Ce qu'il y a de remarquable, c'est que
c'est dans cet Évangile juif que se trouve
deux fois le mot Église, la promesse de sa
permanence, la règle qu'elle doit suivre
envers ceux qui ne l'écoutent pas, et la
promesse que le Seigneur fait de ratifier dans le
ciel ses décisions. C'est
même au chap.
XVIII, verset 20, que les personnes
qui partagent les vues de l'auteur de la lettre,
trouvent le seul passage autour duquel,
disent-elles, les chrétiens puissent se
rassembler aujourd'hui. Que de fois ne l'ont-elles
pas mis en avant ! Puis, quand cela leur
convient, l'Évangile selon saint Matthieu,
se transforme tout-à-coup en un
Évangile juif où il n'est plus
question de l'Eglise.
Dieu veuille empêcher une pareille
exégèse de se répandre
davantage !
Quant à l'Apocalypse, je pense
comme vous, que les événements
l'éclairciront singulièrement ;
comme il n'y a rien qui harmonise autant les
doctrines chrétiennes que de les mettre en
pratique.
J'accepte tous vos bons voeux, d'autant
plus que je pense qu'ils viennent du Seigneur qui
vous les a mis au coeur.
Les miens, pour vous et pour les
vôtres, sont au moins sincères. Pour
les exprimer par une portion de la Parole, je vous
envoie les versets
20 et 21 du chap. XIII des
Hébreux.
Je viens d'achever la lecture de Jonas.
Il m'a fait grand plaisir.
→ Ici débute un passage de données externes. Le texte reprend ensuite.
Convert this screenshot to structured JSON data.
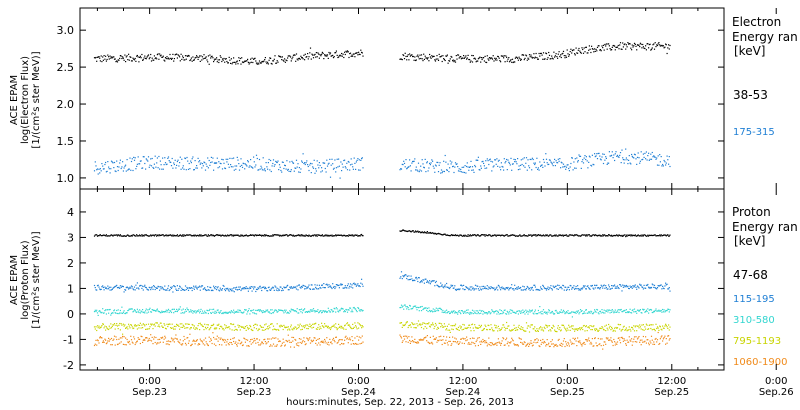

Jusqu'à la
méditation sur l'égoïsme, je le
trouvais bon ; mais, dès lors, tout est
allé en croissant pour le fond et pour la
forme, tellement qu'il m'a été
évident que Dieu a donné à
l'auteur, à mesure qu'il travaillait, selon
cette parole : « A celui qui a, il
sera donné, et il en aura
davantage. »
Outre les choses excellentes pour le
fond, et très-heureusement exprimées,
ce qui m'a fait un grand plaisir, c'est
l'équilibre des doctrines. La Grâce y
est annoncée avec largeur sans porter
aucunement atteinte aux exhortations sanctifiantes.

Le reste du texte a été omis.